Review – Roar
– by Ryan Ingram
Over 150 tigers, lions, and assorted big cats star in the 1981 film Roar, which screens at the Rio Theatre in Vancouver this Friday night. None of the animals were hurt during filming, but the cast and crew definitely were.
There were over 70 injuries recorded during the shoot, including one inflicted on a teenage Melanie Griffith – who reportedly needed facial reconstruction surgery after a run-in with a lion – and cinematographer and Speed director Jan de Bont, who had the back of his scalp clawed open, and attached back with over 200 stitches.
Even though the production of Roar is horrific, the film itself is a wild big-screen beast that walks the finest line between being deeply unsettling and absurdly hilarious. It plays like a wholesome Disney family flick that threatens to turn into Faces Of Death at any given moment.
On its initial theatrical release, following 11 years of production, Variety called the film “the most disaster-plagued film in the history of Hollywood,” and it was a critical and financial dud. That Roar vanished from the cinematic collective conscious so easily is kind of astonishing, considering its non-stop barrage of unbelievable, stunning wild-life footage, as well as scenes where the following happen: a teenage Griffiths gets mauled by a lion; two grown men drive in a convertible jeep with two very grown-up tigers; and a lion cub learns to skateboard.
Thanks to Drafthouse Films, the film is being re-released, along with the tag-line “the most dangerous movie ever made.” The distributor has found gold in lost and over-looked cult classics, including Miami Connection, an ‘80s rock ‘n’ roll ninja rock musical, and The Visitor, the cosmic horror movie that features John Huston, a bloodthirsty falcon, and basketball. All three films couldn’t be more different, but Roar continues the strong wtf vibe.
The plot of Roar is threadbare, and for good reason: everyone is clearly just trying not to get maimed. The key to the movie is Noel Marshall, who directs and stars in the film, along with his stepdaughter Griffiths, his two sons, and his then-wife Tippi Hedren. (The two divorced shortly after the release of the film.)
The denim-clad Marshall is like a less-tragic version of Timothy Treadwell, the Grizzly Man, and only-slightly-less crazier version of Nick Nolte’s mugshot, as he manically bounces from scene to scene, letting the big cats own every frame of the film – and even interjecting himself in the middle of a lion-on-lion scrap in the opening of the film.

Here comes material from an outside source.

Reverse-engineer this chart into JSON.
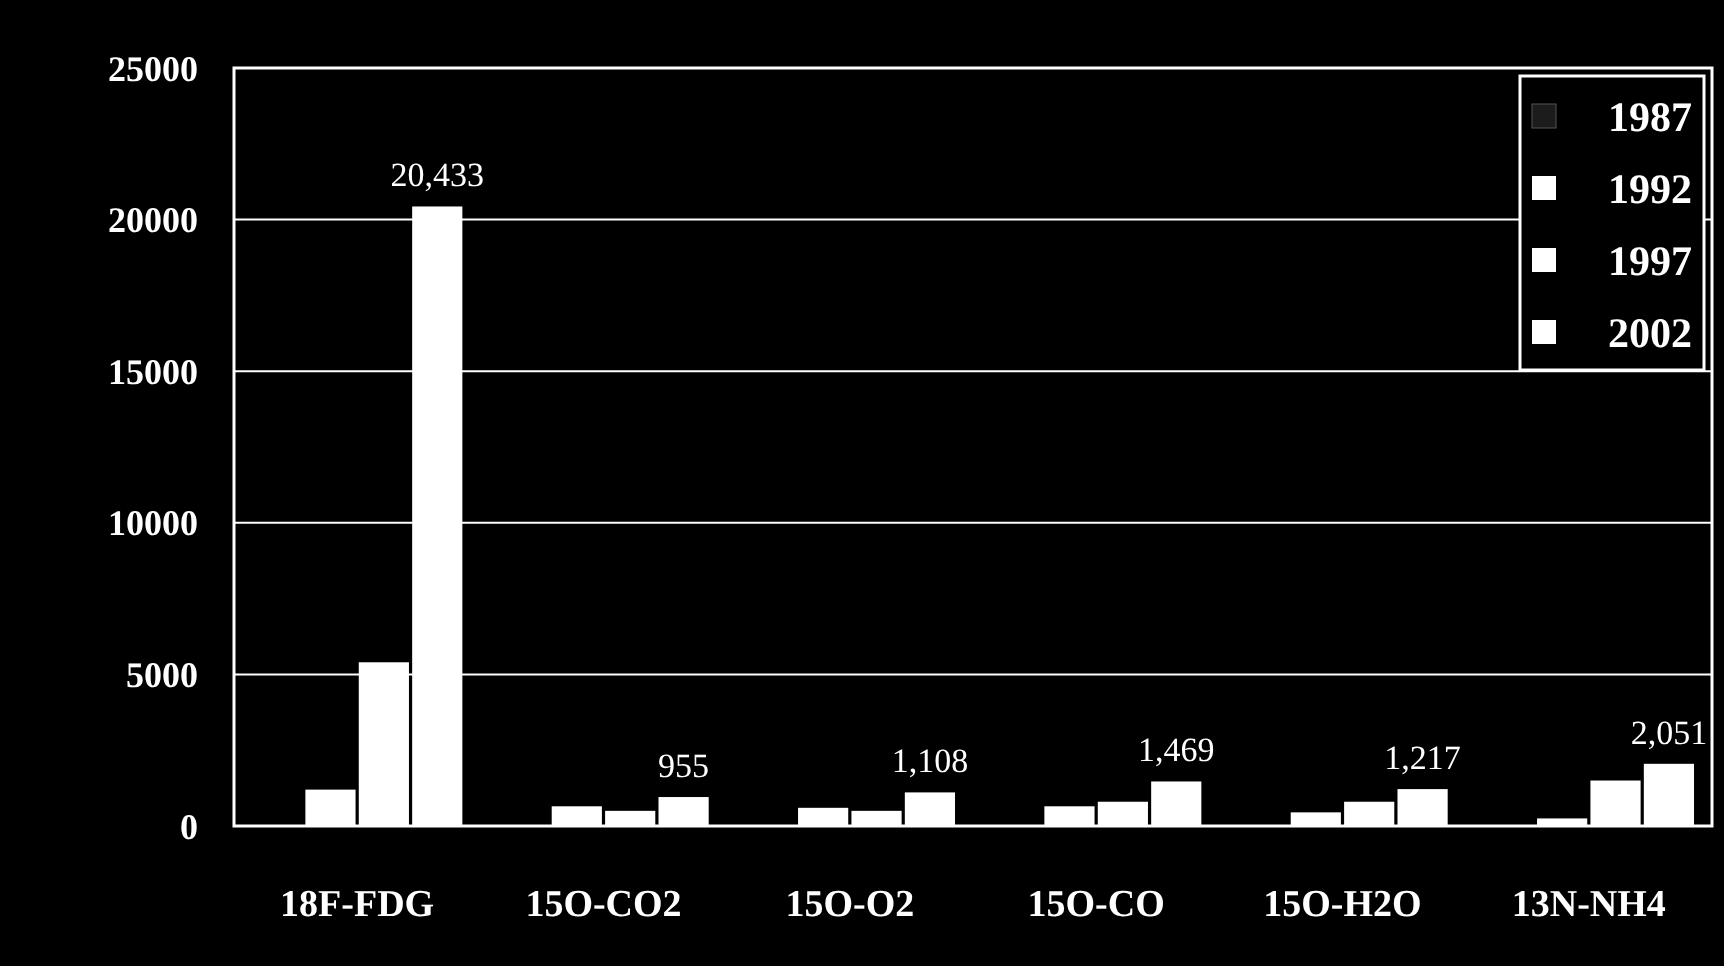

Roar is full of wild energy and it’s only fitting that the big cats even share the writing and directing credit.
Roar is a weird cinematic endangered species that wouldn’t and shouldn’t be ever be made today, but can and should be appreciated on the big screen. While nothing on-screen matches the horrors and chaos suffered by those who made it – Griffiths won’t talk about the film, and neither will be de Bont – the film still feels like a weird, dangerous artifact.
Roar plays The Rio Theatre this Friday, April 17.